7 Stories in 7 Days: Day 3 - Finding Reliance, Micky Thompson's Story
Since I can remember, I was always going to the park and playing baseball with my friends. Whether it be messing around in the park, or playing competitive games, I have always had a baseball in my hand. Baseball started when I was finally able tohold a bat and I got onto my first competitive club team when I was eleven. Following the switch from school ball to joining that first club team, baseball changed from just having fun two days a week, to expecting a championship at every weekend tournament and weekday game. It taught me competitiveness as well as what it felt like to win. As a kid, I was never one to get performance anxiety or depression as I was normally one of the top performers on those teams and even if I personally had a bad day, we still found a way to win a majority of the time.

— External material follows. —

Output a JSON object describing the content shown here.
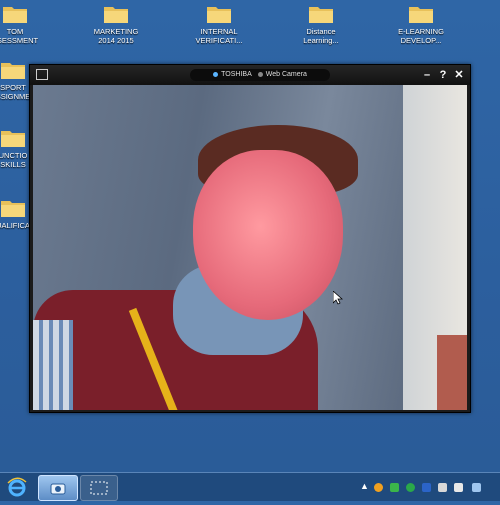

Away from baseball, I have always been an extremely caring person. From buying flowers for friends who might be having a bad day, to staying up until late hours talking to close people in my life through their problems, I never had an issue putting other people’s problems before myself. I never found the need to talk to anyone if I had things going on because my stress relief came from practice and games. This all changed in college for me. In my freshman year of college, I played Division 1 baseball at Washington State University. I was excited for the new challenges that would come my way despite the coaches I got recruited with being fired. Before I could even touch the field in 2020, covid hit and shut the world down.

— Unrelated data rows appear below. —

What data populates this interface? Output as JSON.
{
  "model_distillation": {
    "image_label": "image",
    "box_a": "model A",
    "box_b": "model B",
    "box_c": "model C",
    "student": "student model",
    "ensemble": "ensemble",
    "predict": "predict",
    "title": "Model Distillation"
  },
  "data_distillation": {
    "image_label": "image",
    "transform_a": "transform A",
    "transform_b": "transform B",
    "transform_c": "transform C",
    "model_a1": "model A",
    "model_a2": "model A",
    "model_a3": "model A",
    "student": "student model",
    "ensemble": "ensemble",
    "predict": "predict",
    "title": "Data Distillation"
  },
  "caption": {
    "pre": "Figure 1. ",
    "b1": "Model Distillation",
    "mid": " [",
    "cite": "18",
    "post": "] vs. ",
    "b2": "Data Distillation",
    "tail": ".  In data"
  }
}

With baseball and working out being my only forms of peace for a long time, I was extremely excited that seven months later I was able to step back on campus to get on track. Coming back from such a long break away from competition left me with extreme performance anxiety and self-esteem issues. When my sophomore year didn’t go as planned in my athletic or personal life, I turned to weight lifting more consistently.
Throughout high school and college, I have been a part of the team-lifting atmosphere. It always has felt great to lift heavy weights and have a fun competition with my boys. This past year, however, weight lifting turned into a form of healing for me.

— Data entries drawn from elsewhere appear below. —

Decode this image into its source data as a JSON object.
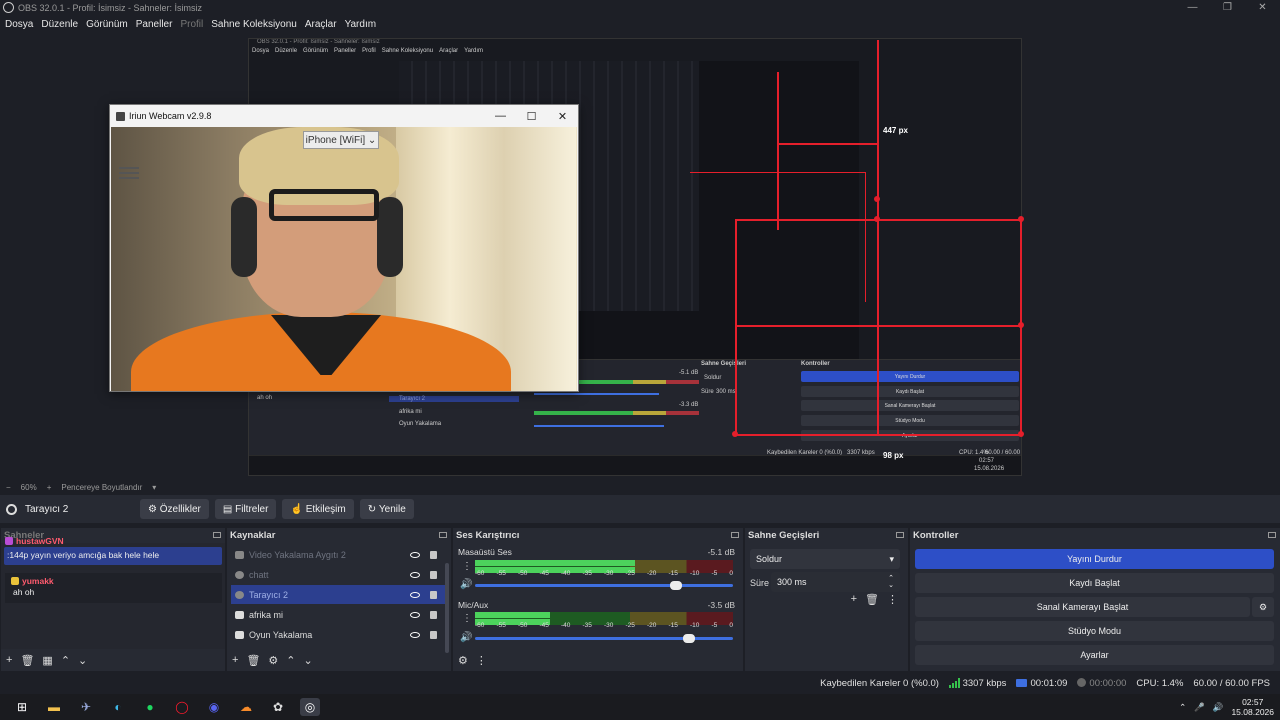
{
  "window": {
    "title": "OBS 32.0.1 - Profil: İsimsiz - Sahneler: İsimsiz"
  },
  "menu": [
    "Dosya",
    "Düzenle",
    "Görünüm",
    "Paneller",
    "Profil",
    "Sahne Koleksiyonu",
    "Araçlar",
    "Yardım"
  ],
  "nested": {
    "title": "OBS 32.0.1 - Profil: İsimsiz - Sahneler: İsimsiz",
    "menu": [
      "Dosya",
      "Düzenle",
      "Görünüm",
      "Paneller",
      "Profil",
      "Sahne Koleksiyonu",
      "Araçlar",
      "Yardım"
    ],
    "sources": [
      "Tarayıcı 2",
      "afrika mi",
      "Oyun Yakalama"
    ],
    "chat": "ah oh",
    "transitions_title": "Sahne Geçişleri",
    "controls_title": "Kontroller",
    "controls": [
      "Yayını Durdur",
      "Kaydı Başlat",
      "Sanal Kamerayı Başlat",
      "Stüdyo Modu",
      "Ayarlar"
    ],
    "transition": "Soldur",
    "duration_label": "Süre",
    "duration": "300 ms",
    "db1": "-5.1 dB",
    "db2": "-3.3 dB",
    "status": "Kaybedilen Kareler 0 (%0.0)",
    "kbps": "3307 kbps",
    "cpu": "CPU: 1.4%",
    "fps": "60.00 / 60.00 FPS",
    "clock_time": "02:57",
    "clock_date": "15.08.2026"
  },
  "annotations": {
    "label_447": "447 px",
    "label_98": "98 px"
  },
  "webcam": {
    "title": "Iriun Webcam v2.9.8",
    "device": "iPhone [WiFi]"
  },
  "zoom": {
    "minus": "−",
    "value": "60%",
    "plus": "+",
    "fit": "Pencereye Boyutlandır"
  },
  "source_toolbar": {
    "name": "Tarayıcı 2",
    "buttons": [
      "Özellikler",
      "Filtreler",
      "Etkileşim",
      "Yenile"
    ]
  },
  "scenes": {
    "title": "Sahneler",
    "messages": [
      {
        "user": "hustawGVN",
        "text": ":144p yayın veriyo amcığa bak hele hele"
      },
      {
        "user": "yumakk",
        "text": "ah oh"
      }
    ]
  },
  "sources": {
    "title": "Kaynaklar",
    "items": [
      {
        "name": "Video Yakalama Aygıtı 2",
        "state": "dim"
      },
      {
        "name": "chatt",
        "state": "dim"
      },
      {
        "name": "Tarayıcı 2",
        "state": "sel"
      },
      {
        "name": "afrika mi",
        "state": ""
      },
      {
        "name": "Oyun Yakalama",
        "state": ""
      }
    ]
  },
  "mixer": {
    "title": "Ses Karıştırıcı",
    "tracks": [
      {
        "name": "Masaüstü Ses",
        "db": "-5.1 dB",
        "level": 0.62,
        "volume": 0.78
      },
      {
        "name": "Mic/Aux",
        "db": "-3.5 dB",
        "level": 0.29,
        "volume": 0.83
      }
    ],
    "ticks": [
      "-60",
      "-55",
      "-50",
      "-45",
      "-40",
      "-35",
      "-30",
      "-25",
      "-20",
      "-15",
      "-10",
      "-5",
      "0"
    ]
  },
  "transitions": {
    "title": "Sahne Geçişleri",
    "selected": "Soldur",
    "duration_label": "Süre",
    "duration": "300 ms"
  },
  "controls": {
    "title": "Kontroller",
    "buttons": [
      "Yayını Durdur",
      "Kaydı Başlat",
      "Sanal Kamerayı Başlat",
      "Stüdyo Modu",
      "Ayarlar"
    ]
  },
  "status": {
    "dropped": "Kaybedilen Kareler 0 (%0.0)",
    "kbps": "3307 kbps",
    "live_time": "00:01:09",
    "rec_time": "00:00:00",
    "cpu": "CPU: 1.4%",
    "fps": "60.00 / 60.00 FPS"
  },
  "taskbar": {
    "time": "02:57",
    "date": "15.08.2026"
  },
  "colors": {
    "accent": "#2d4fc7",
    "annotation_red": "#e51f2b",
    "panel": "#272a33",
    "background": "#1d1f26"
  }
}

When I was going through some very serious personal issues along with feeling the heartbreak of losing so many student-athletes to suicide the past two years, one of my closest friends told me to try weight lifting as my therapy. From that day, I started using weight lifting as a way to heal my heart. To me, weight lifting has changed from something I do for fun to something I do for my mental health and well-being. I am constantly amazed at how good hitting a new personal best feels as well as how much pressure gets lifted off of my body and mind when I get a good workout in. I have found that it brings me back to baseline in the sense that I continue to have my friendly and sympathetic personality while also being able to better enjoy my life. Uncontrollables in my life don’t tend to stress me out as bad as before and my performance anxiety has shrunk dramatically ever since I looked to weight lifting for my peace.
No matter what you find yourself going through, find something to fall back on. Whether it be a greater power, belief, sport, or activity, it is always comforting to be able to rely on something that brings you peace, love, and balance.